Türkiye'deki zorunlu sığınmacıların suça karışma oranı, Türk vatandaşlarıyla kıyaslanamayacak kadar düşük.
Buna rağmen, BM'nin "Savaş bitmeden geri göndermeyin" kararına rağmen son 6 yılda 20 bine yakın sığınmacı suça karıştıkları iddiasıyla sınır dışı edildi.
Ülkeye girmeye çalışan 2.5 milyon mülteciyi engelleyen iktidardan sınırları daha güvenli hale getirmesini istemek, zorunlu sığınmacıların entegrasyon çalışmalarını teşvik etmek, demografik dengeyi bozmamak için alınan tedbirleri sorgulamak son derece meşru bir zemin....
Çoğunluğu kadın ve çocuk mültecilerden "çöp" diye bahseden Ümit Özdağ gibi, "Bugün kızlarımız, kadınlarımız sokağa çıkmaktan korkar vaziyete gelmişler. Çünkü biliyoruz ki bu coğrafyalar, hem iç savaş coğrafyası hem de toplu tecavüz geleneği var. Bu coğrafyalarda erkek çocuklarına tecavüz geleneği var" diyerek hedef göstermekse açıkça provokatörlük.

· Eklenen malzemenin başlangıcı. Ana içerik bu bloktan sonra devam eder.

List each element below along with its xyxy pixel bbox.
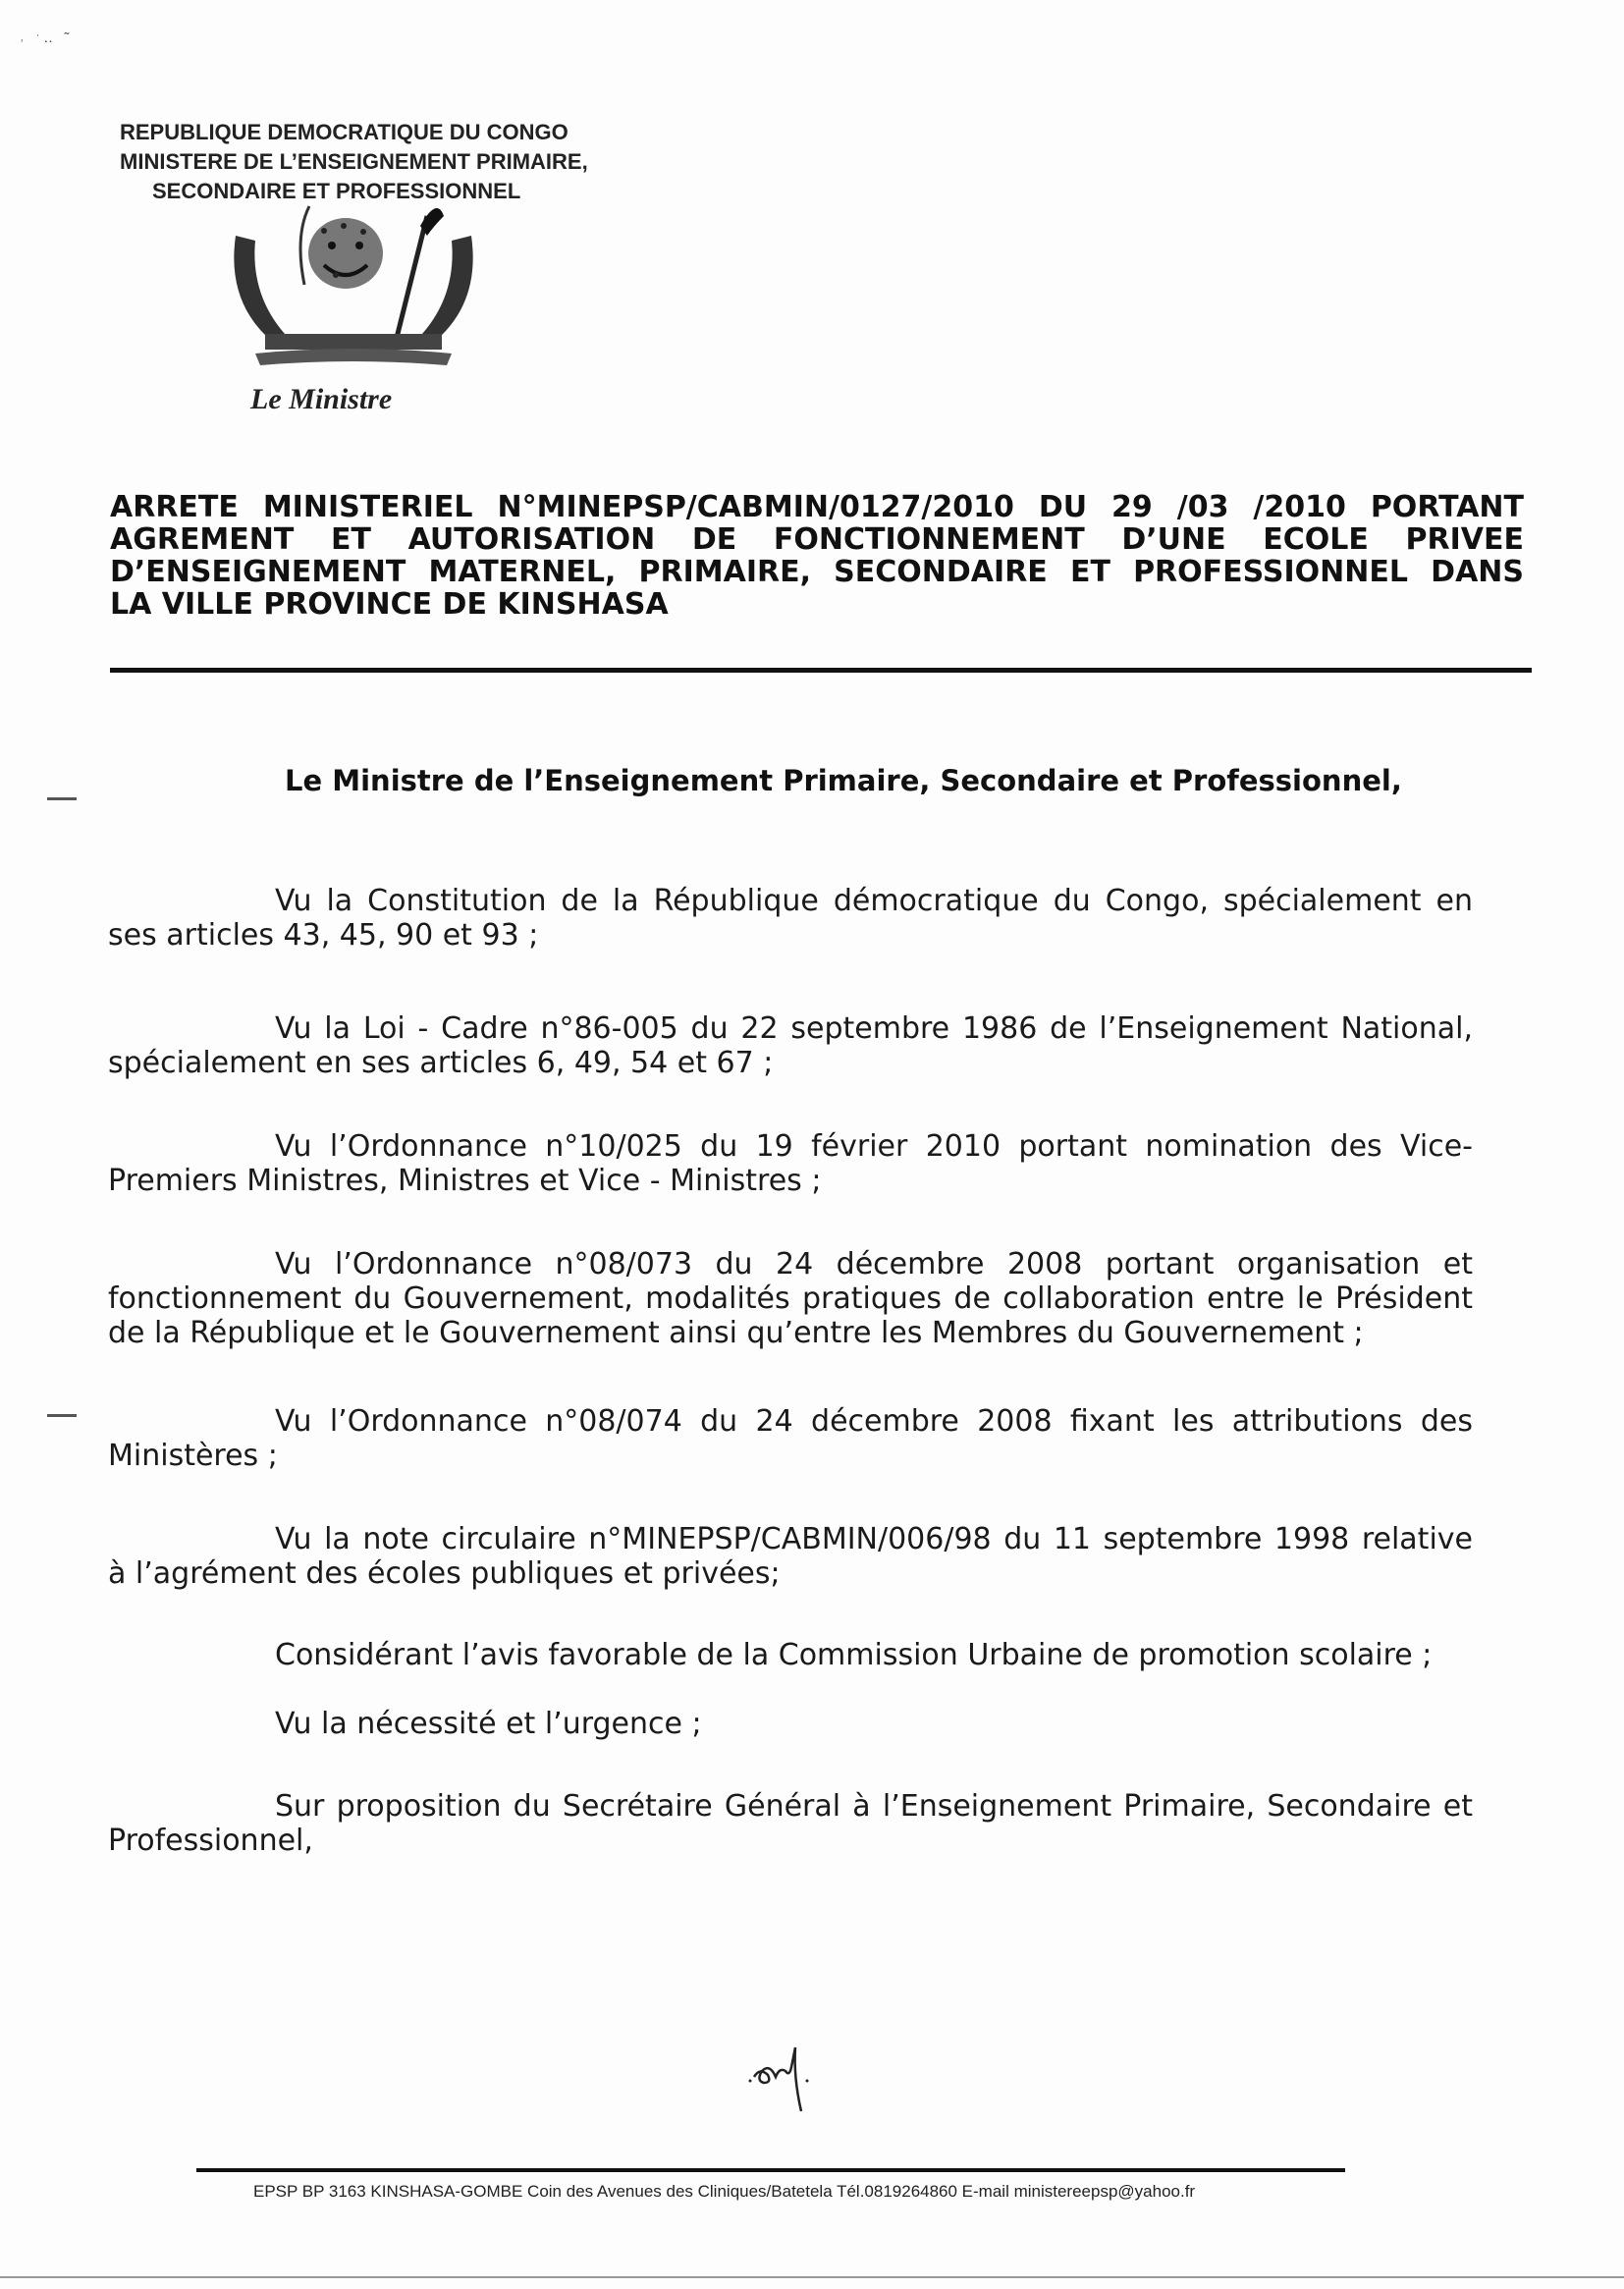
preamble-paragraph: Vu la note circulaire n°MINEPSP/CABMIN/006/98 du 11 septembre 1998 relative à l’agrément des écoles publiques et privées; [108, 1522, 1473, 1591]
title-line: AGREMENT ET AUTORISATION DE FONCTIONNEMENT D’UNE ECOLE PRIVEE [110, 522, 1524, 557]
header-ministry-cont: SECONDAIRE ET PROFESSIONNEL [152, 179, 521, 203]
signature-label: Le Ministre [250, 383, 393, 415]
footer-divider [196, 2168, 1345, 2172]
title-line: ARRETE MINISTERIEL N°MINEPSP/CABMIN/0127/2010 DU 29 /03 /2010 PORTANT [110, 490, 1524, 524]
preamble-paragraph: Vu l’Ordonnance n°08/073 du 24 décembre 2008 portant organisation et fonctionnement du Gouvernement, modalités pratiques de collaboration entre le Président de la République et le Gouvernement ainsi qu’entre les Membres du Gouvernement ; [108, 1247, 1473, 1350]
preamble-paragraph: Sur proposition du Secrétaire Général à l’Enseignement Primaire, Secondaire et Professionnel, [108, 1789, 1473, 1858]
scan-edge-mark [47, 1414, 77, 1417]
title-line: LA VILLE PROVINCE DE KINSHASA [110, 587, 669, 622]
minister-heading: Le Ministre de l’Enseignement Primaire, Secondaire et Professionnel, [285, 764, 1402, 797]
preamble-paragraph: Vu la nécessité et l’urgence ; [275, 1707, 702, 1741]
coat-of-arms-emblem-icon [226, 196, 481, 373]
title-line: D’ENSEIGNEMENT MATERNEL, PRIMAIRE, SECONDAIRE ET PROFESSIONNEL DANS [110, 555, 1524, 589]
preamble-paragraph: Vu l’Ordonnance n°10/025 du 19 février 2010 portant nomination des Vice-Premiers Ministres, Ministres et Vice - Ministres ; [108, 1129, 1473, 1198]
preamble-paragraph: Vu la Constitution de la République démocratique du Congo, spécialement en ses articles 43, 45, 90 et 93 ; [108, 884, 1473, 953]
scan-bottom-edge [0, 2276, 1624, 2278]
preamble-paragraph: Vu la Loi - Cadre n°86-005 du 22 septembre 1986 de l’Enseignement National, spécialement en ses articles 6, 49, 54 et 67 ; [108, 1011, 1473, 1080]
header-republic: REPUBLIQUE DEMOCRATIQUE DU CONGO [120, 120, 568, 144]
preamble-paragraph: Vu l’Ordonnance n°08/074 du 24 décembre 2008 fixant les attributions des Ministères ; [108, 1404, 1473, 1473]
footer-address: EPSP BP 3163 KINSHASA-GOMBE Coin des Avenues des Cliniques/Batetela Tél.0819264860 E-mail ministereepsp@yahoo.fr [253, 2182, 1196, 2201]
scan-edge-mark [47, 797, 77, 800]
decree-title [110, 491, 1524, 621]
header-ministry: MINISTERE DE L’ENSEIGNEMENT PRIMAIRE, [120, 149, 588, 174]
scan-specks: ˒ ˑ‥ ˜ [20, 29, 74, 45]
preamble-paragraph: Considérant l’avis favorable de la Commission Urbaine de promotion scolaire ; [275, 1638, 1433, 1672]
handwritten-initials-icon [746, 2038, 825, 2116]
title-divider [110, 668, 1532, 673]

Bu kuru gürültüye pabuç bırakıp Avrupa'da aynısını Türkleri de katarak tüm Doğulular için söyleyen faşistlerle aynı safa mı düşeceğiz?
Elbette hayır!
***
SOSYAL MEDYADAKİ SURİYELİ HESAPLARA DİKKAT!
Sosyal medyada Suriyeliler adına açılmış hesaplar, "Türkiye bizim, Türkler defolsun" türünden mesajlar atıyorlar.

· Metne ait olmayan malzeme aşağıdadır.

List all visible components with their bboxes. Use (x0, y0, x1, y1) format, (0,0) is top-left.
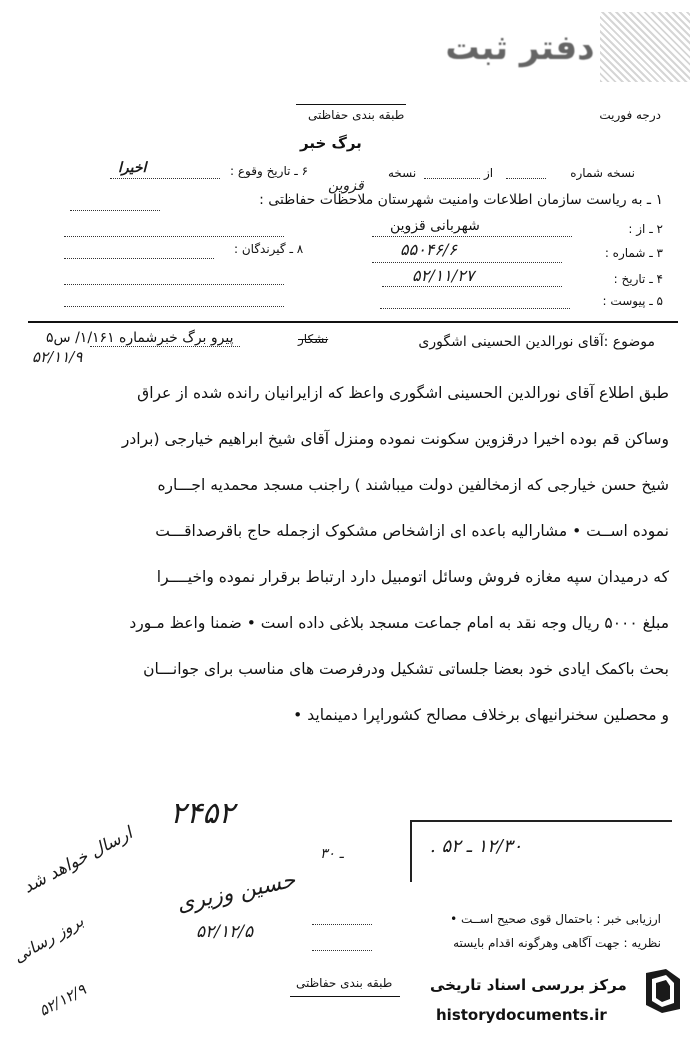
classification-top: طبقه بندی حفاظتی (308, 108, 405, 122)
recipients-label: ۸ ـ گیرندگان : (234, 242, 304, 256)
watermark-url: historydocuments.ir (436, 1006, 607, 1024)
left-blank-dots-2 (64, 284, 284, 285)
number-label: ۳ ـ شماره : (604, 246, 663, 260)
handwritten-number: ۲۴۵۲ (170, 796, 235, 831)
from-field-dots (372, 236, 572, 237)
body-line-2: وساکن قم بوده اخیرا درقزوین سکونت نموده ومنزل آقای شیخ ابراهیم خیارجی (برادر (121, 430, 669, 448)
copy-label: نسخه (388, 166, 417, 180)
classification-bottom: طبقه بندی حفاظتی (296, 976, 393, 990)
body-line-6: مبلغ ۵۰۰۰ ریال وجه نقد به امام جماعت مسجد بلاغی داده است • ضمنا واعظ مـورد (129, 614, 669, 632)
assessment-opinion: نظریه : جهت آگاهی وهرگونه اقدام بایسته (453, 936, 661, 950)
margin-note-1: ارسال خواهد شد (20, 823, 136, 898)
body-line-3: شیخ حسن خیارجی که ازمخالفین دولت میباشند ) راجنب مسجد محمدیه اجـــاره (157, 476, 669, 494)
date-dots (382, 286, 562, 287)
to-city: قزوین (328, 178, 364, 194)
number-dots (372, 262, 562, 263)
event-date-label: ۶ ـ تاریخ وقوع : (230, 164, 309, 178)
classification-underline (296, 104, 406, 105)
attachment-dots (380, 308, 570, 309)
annotation-box-text: ۱۲/۳۰ ـ ۵۲ . (430, 836, 523, 857)
signature-name: حسین وزیری (174, 867, 298, 918)
urgency-label: درجه فوریت (599, 108, 661, 122)
book-logo-icon (640, 965, 686, 1015)
subject-crossed: نشکار (298, 332, 329, 346)
annotation-minus: ـ ۳۰ (320, 846, 344, 862)
classification-bottom-line (290, 996, 400, 997)
copy-number-dots (506, 178, 546, 179)
from-field-value: شهربانی قزوین (390, 218, 480, 234)
subject-ref: پیرو برگ خبرشماره ۱/۱۶۱/ س۵ (46, 330, 234, 346)
subject-ref-date: ۵۲/۱۱/۹ (32, 348, 83, 366)
subject-ref-dots (90, 346, 240, 347)
body-line-1: طبق اطلاع آقای نورالدین الحسینی اشگوری واعظ که ازایرانیان رانده شده از عراق (137, 384, 669, 402)
margin-note-3: ۵۲/۱۲/۹ (36, 980, 89, 1020)
attachment-label: ۵ ـ پیوست : (602, 294, 663, 308)
watermark-org: مرکز بررسی اسناد تاریخی (430, 976, 627, 994)
assessment-eval: ارزیابی خبر : باحتمال قوی صحیح اســت • (450, 912, 661, 926)
recipients-dots (64, 258, 214, 259)
event-date-value: اخیرا (118, 160, 147, 176)
margin-note-2: بروز رسانی (10, 911, 87, 967)
date-label: ۴ ـ تاریخ : (613, 272, 663, 286)
body-line-7: بحث باکمک ایادی خود بعضا جلساتی تشکیل ودرفرصت های مناسب برای جوانـــان (143, 660, 669, 678)
event-date-dots (110, 178, 220, 179)
copy-number-label: نسخه شماره (570, 166, 635, 180)
body-line-8: و محصلین سخنرانیهای برخلاف مصالح کشوراپرا دمینماید • (293, 706, 669, 724)
to-dots (70, 210, 160, 211)
date-value: ۵۲/۱۱/۲۷ (412, 266, 475, 285)
body-line-4: نموده اســت • مشارالیه باعده ای ازاشخاص مشکوک ازجمله حاج باقرصداقـــت (155, 522, 669, 540)
left-blank-dots-1 (64, 236, 284, 237)
form-title: برگ خبر (300, 134, 362, 152)
to-field: ۱ ـ به ریاست سازمان اطلاعات وامنیت شهرستان ملاحظات حفاظتی : (259, 192, 663, 208)
subject-text: موضوع :آقای نورالدین الحسینی اشگوری (418, 334, 655, 350)
from-dots (424, 178, 480, 179)
opinion-dots (312, 950, 372, 951)
from-label: از (484, 166, 494, 180)
body-line-5: که درمیدان سپه مغازه فروش وسائل اتومبیل دارد ارتباط برقرار نموده واخیــــرا (156, 568, 669, 586)
left-blank-dots-3 (64, 306, 284, 307)
from-field-label: ۲ ـ از : (628, 222, 663, 236)
number-value: ۵۵۰۴۶/۶ (400, 240, 457, 259)
stamp-text: دفتر ثبت (445, 28, 595, 68)
signature-date: ۵۲/۱۲/۵ (196, 922, 254, 942)
header-separator (28, 321, 678, 323)
assessment-dots (312, 924, 372, 925)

Konuya duyarlı vatandaşlar da bu kime ait olduğu bile belli olmayan hesaplardan yapılan kör kör parmağım gözüne tahrikleri paylaşıp konuya dair kanaat oluşturuyorlar...
Tartışmayı sığ bir zemine, çözümsüzlüğe gömüyorlar...

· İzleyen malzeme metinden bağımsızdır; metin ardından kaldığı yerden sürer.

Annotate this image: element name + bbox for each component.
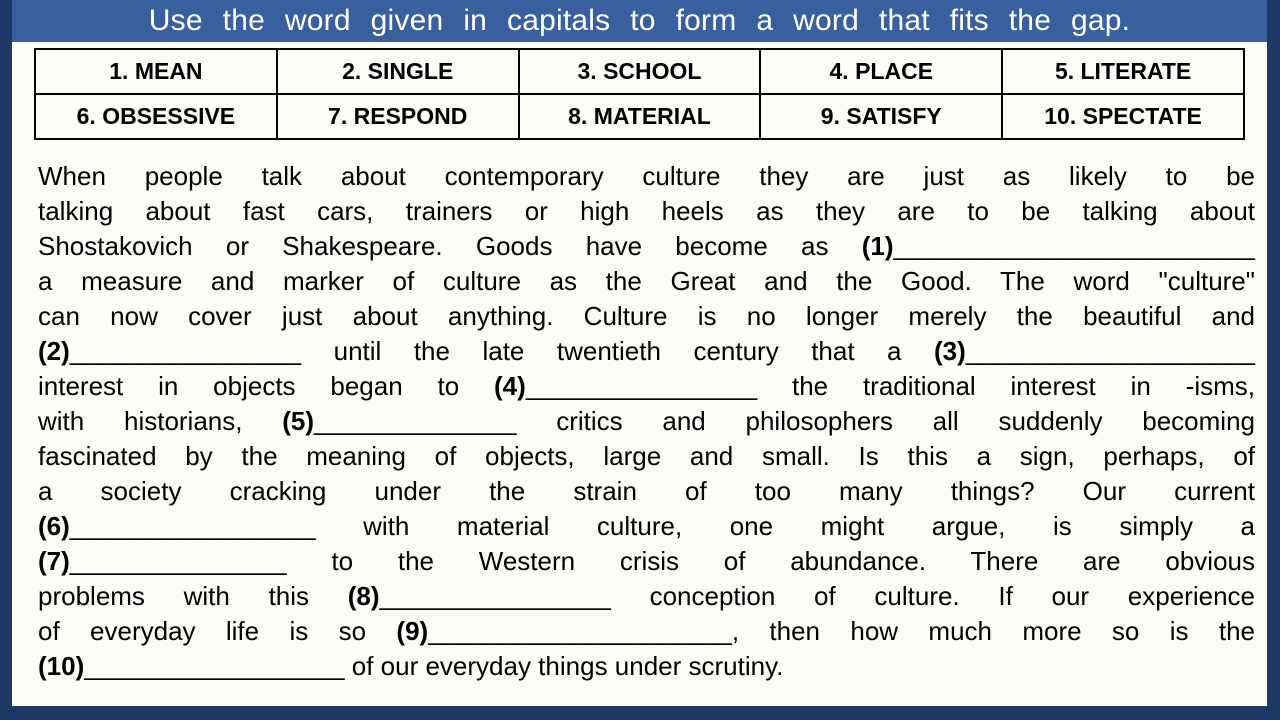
passage-line: a society cracking under the strain of too many things? Our current bbox=[38, 476, 1255, 506]
word-bank-cell-5: 5. LITERATE bbox=[1002, 49, 1244, 94]
word-bank-row bbox=[35, 49, 1244, 94]
passage-line: (10)__________________ of our everyday things under scrutiny. bbox=[38, 651, 784, 681]
passage-line: fascinated by the meaning of objects, large and small. Is this a sign, perhaps, of bbox=[38, 441, 1255, 471]
passage-line: (7)_______________ to the Western crisis of abundance. There are obvious bbox=[38, 546, 1255, 576]
word-bank-row bbox=[35, 94, 1244, 139]
word-bank-cell-3: 3. SCHOOL bbox=[519, 49, 761, 94]
passage-line: (2)________________ until the late twentieth century that a (3)____________________ bbox=[38, 336, 1255, 366]
word-bank-table bbox=[34, 48, 1245, 140]
word-bank-cell-2: 2. SINGLE bbox=[277, 49, 519, 94]
passage-line: When people talk about contemporary culture they are just as likely to be bbox=[38, 161, 1255, 191]
word-bank-cell-10: 10. SPECTATE bbox=[1002, 94, 1244, 139]
passage-line: Shostakovich or Shakespeare. Goods have become as (1)_________________________ bbox=[38, 231, 1255, 261]
passage-line: a measure and marker of culture as the Great and the Good. The word "culture" bbox=[38, 266, 1255, 296]
word-bank-cell-9: 9. SATISFY bbox=[760, 94, 1002, 139]
word-bank-cell-7: 7. RESPOND bbox=[277, 94, 519, 139]
passage-line: can now cover just about anything. Culture is no longer merely the beautiful and bbox=[38, 301, 1255, 331]
word-bank-cell-6: 6. OBSESSIVE bbox=[35, 94, 277, 139]
word-bank-cell-1: 1. MEAN bbox=[35, 49, 277, 94]
passage-line: talking about fast cars, trainers or high heels as they are to be talking about bbox=[38, 196, 1255, 226]
passage-line: (6)_________________ with material culture, one might argue, is simply a bbox=[38, 511, 1255, 541]
word-bank-cell-4: 4. PLACE bbox=[760, 49, 1002, 94]
passage-line: problems with this (8)________________ conception of culture. If our experience bbox=[38, 581, 1255, 611]
passage-line: with historians, (5)______________ critics and philosophers all suddenly becoming bbox=[38, 406, 1255, 436]
passage bbox=[38, 159, 1255, 684]
page-title: Use the word given in capitals to form a word that fits the gap. bbox=[148, 4, 1131, 37]
passage-line: of everyday life is so (9)_____________________, then how much more so is the bbox=[38, 616, 1255, 646]
header-bar bbox=[12, 0, 1267, 42]
word-bank-cell-8: 8. MATERIAL bbox=[519, 94, 761, 139]
passage-line: interest in objects began to (4)________________ the traditional interest in -isms, bbox=[38, 371, 1255, 401]
worksheet-page bbox=[12, 0, 1267, 706]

Oysa azıcık dikkat, bu hesapların tamamına yakınının her gündeme farklı maskeyle dahil olan troller olduğunu görmeye yeter.
***
BAĞCILAR'DAKİ SANDALYELİ SURİYELİYİ DİNLEDİK Mİ?
İstanbul Bağcılar'da Suriyeli bir esnafın, dükkânının önüne attığı sandalyede oturarak "Ben buradayım, erkekseniz gelin" diye bağırdığı görüntüler haber bültenlerinde döndü durdu.
Bu şahsı tanıdıklarını söyleyen mahallelilerinden mesajlar alıyorum... Kavga anında çekilmiş görüntülerde bağırırken görülen kişinin, işinde gücünde, herkesle ilişkisi iyi olan bir esnaf olduğunu anlatıyorlar. Hatta kefil oluyorlar.
Adamın tartıştığı kişilerin de mahalleli değil, yoldan geçen yabancılar olduğunu söylüyorlar.
Bu satırlar artık ne işe yarar bilmiyorum.
Ama en azından günlerdir linç edilen, hayatı kaydırılan o esnafın da söyleyecekleri olduğunu düşünmemizi sağlar diye umuyorum.
Neden bu kadar çileden çıkmış olabileceğini hiç mi merak etmiyorsunuz?
"Ne önemi var ki, Suriyeli..." demiyorsunuzdur herhalde.